At one time, American Elm, Ulmus americana was the preeminent street tree in the US, due to it's beautiful vase shape, but disappeared due to the intruduced Dutch Elm disease. Ulmus americana 'Princeton' was originally selected in 1922 by New Jersey nurseryman William Flemer for its aesthetic merit. By coincidence, 'Princeton' was later found to have a moderate resistance to Dutch elm disease in the USA. It is also very resistant to the elm leaf beetle, which is the carrier of Dutch Elm Disease.
Adaptable to a wide variety of soil conditions. American elms tolerate deicing salts, drought, poor soil conditions, air pollution and range of pH¹s. Prune to establish central leader.
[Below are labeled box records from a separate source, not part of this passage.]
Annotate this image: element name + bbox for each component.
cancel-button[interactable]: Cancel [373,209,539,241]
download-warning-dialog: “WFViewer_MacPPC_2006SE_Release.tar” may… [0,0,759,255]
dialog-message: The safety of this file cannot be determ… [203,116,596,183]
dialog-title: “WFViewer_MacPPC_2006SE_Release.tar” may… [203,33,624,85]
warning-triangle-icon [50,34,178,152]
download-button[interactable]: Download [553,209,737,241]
Over the past 50 years, millions of stately elms shading the streets of the American landscape have been lost to Dutch elm disease (DED). 'Princeton' has good levels of disease tolerance, and 'Valley Forge' has proven the most resistant of all the American Elm cultivars to Dutch elm disease and also very resistant to the elm leaf beetle. While no cultivars are totally immune to DED, both cultivars ('Valley Forge' and 'Princeton') are resistant and possess the "classic" American elm shape and the tolerance to air pollution and poor soil conditions of the species. Examples of 'Princeton' were planted along Washington Road and another road in Princeton and most of these trees survive to this day unaffected by disease (Wikipedia). The cultivar was more recently chosen to replace elms killed by disease along Pennsylvania Avenue in front of the White House. 'Valley Forge' can be found at many Arboreta across the United States and Europe.
Plant a disease-tolerant American elm and help return one of the most beautiful native trees return to our streets and yards!